Locomotor performance and thermal tolerance

We examined the effect of temperature on performance on 33 C. polystictus (12 males, 14 females, and seven unsexed juveniles), 31 C. lineata (16 males, 15 females), and 38 T. melanogaster (12 males, 15 females, and 11 juveniles). The curves that best fit the performance data were an exponentially modified Gaussian for C. polystictus (R² = 0.92, Table S2), an asymmetric logistic for C. lineata (R² = 0.94, Table S2), and an extreme value distribution for T. melanogaster (R² = 0.93, Table S2). The TPCs of the three species are represented in Fig. 1. Overall, T. melanogaster reached the highest swimming speeds, whereas C. lineata presented the lowest (X² = 176.02, P < 0.001). C. polystictus presents the highest T_o, followed by T. melanogaster and then C. lineata (Table 1). The TTB of C. polystictus is 37.2 °C, ranging from 5.9 °C to 43.1 °C (Table 1). The T_o (36.7 °C) and the upper limit of the B₈₀ (39.2 °C) of this species are close to the CT_max, which resulted in the lowest TSM among the three species (Fig. 1, Table 1). The TTB of C. lineata is 31.9 °C, ranging from 9.3 to 41.2 °C, whereas that of T. melanogaster is 33.1 °C, ranging from 8.5 °C to 41.6 °C (Table 1). These two species present similar values of T_o (27.8 °C, 28.6 °C) and B₈₀ (20.1–34.3 °C, 20.7–34.9 °C, Table 1).

Resting metabolic rate

We calculated the RMR of 41 C. polystictus (15 males, 19 females, and seven unsexed juveniles), 26 C. lineata (11 males, 13 females, and two juveniles), and 36 T. melanogaster (13 males, 15 females, and eight juveniles). The bigger species had higher absolute values of RMR, with C. polystictus presenting the highest values of RMR (X² = 149.18, P < 0.001; Figs. 2, 3; Table S4). However, after variable transformation and taking body mass into consideration, T. melanogaster had a higher estimated marginal mean (t = −2.56, P < 0.05). No significant differences were found between C. polystictus and C. lineata.

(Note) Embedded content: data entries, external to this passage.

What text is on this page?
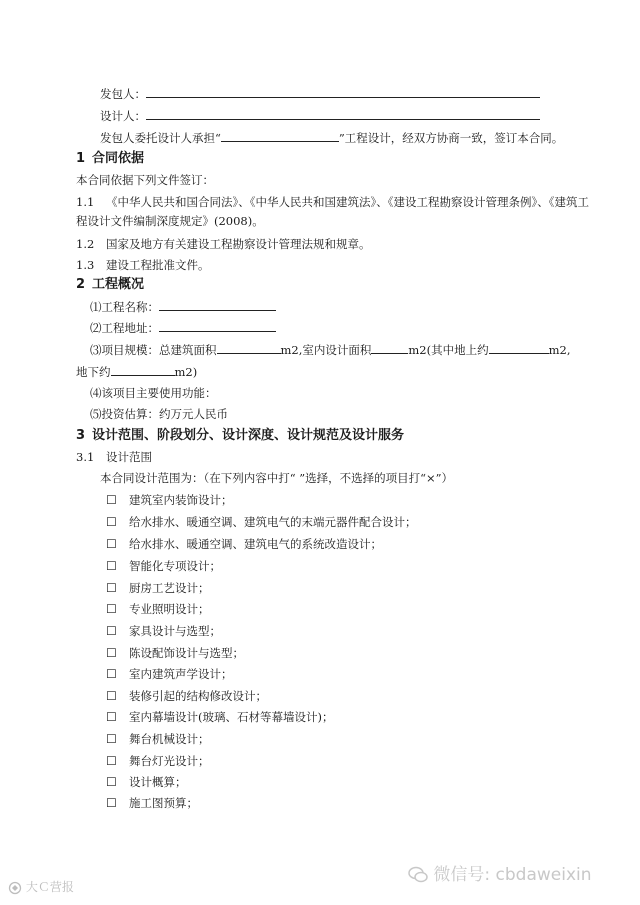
发包人：
设计人：
发包人委托设计人承担“	”工程设计，经双方协商一致，签订本合同。
1 合同依据
本合同依据下列文件签订：
1.1 《中华人民共和国合同法》、《中华人民共和国建筑法》、《建设工程勘察设计管理条例》、《建筑工
程设计文件编制深度规定》(2008)。
1.2 国家及地方有关建设工程勘察设计管理法规和规章。
1.3 建设工程批准文件。
2 工程概况
⑴工程名称：
⑵工程地址：
⑶项目规模：总建筑面积	m2,室内设计面积	m2(其中地上约	m2,
地下约	m2)
⑷该项目主要使用功能：
⑸投资估算：约万元人民币
3 设计范围、阶段划分、设计深度、设计规范及设计服务
3.1 设计范围
本合同设计范围为：（在下列内容中打“ ”选择，不选择的项目打“×”）
☐ 建筑室内装饰设计；
☐ 给水排水、暖通空调、建筑电气的末端元器件配合设计；
☐ 给水排水、暖通空调、建筑电气的系统改造设计；
☐ 智能化专项设计；
☐ 厨房工艺设计；
☐ 专业照明设计；
☐ 家具设计与选型；
☐ 陈设配饰设计与选型；
☐ 室内建筑声学设计；
☐ 装修引起的结构修改设计；
☐ 室内幕墙设计(玻璃、石材等幕墙设计)；
☐ 舞台机械设计；
☐ 舞台灯光设计；
☐ 设计概算；
☐ 施工图预算；
微信号: cbdaweixin
大Ｃ营报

For all three species, the GLMM that best explained RMR included the additive effect of temperature and body mass (RMR~Temperature + Body mass. Conditional R² = 0.96 for C. polystictus, 0.85 for C. lineata, and 0.92 for T. melanogaster). The coefficients of the best models for the three species are presented in Table 2, whereas all tested models with their AICc values are presented in Table S3. In all three species, the thermal treatments affected RMR positively, and this effect increased along with temperature (Table 2). Body mass also had a positive, significant effect on RMR in the three species.

Conopsis lineata and T. melanogaster had very similar values of overall Q₁₀ (2.20, 2.11, Table 3), but C. polystictus had a significantly lower Q₁₀ than the other two species (1.62, X² = 28.447, P < 0.001; post-hoc Dunn test: P < 0.001 in both cases). The variation of Q₁₀ across the thermal treatments was also similar in C. lineata and T. melanogaster. In both species, Q₁₀ progressively decreased from 15 °C to 33 °C but increased abruptly in the 33 °C to 36 °C interval (Table 3). On the other hand, Q₁₀ of C. polystictus increased slightly from 15 °C to 33 °C but also experienced a noticeable increment between 33 °C and 36 °C (Table 3).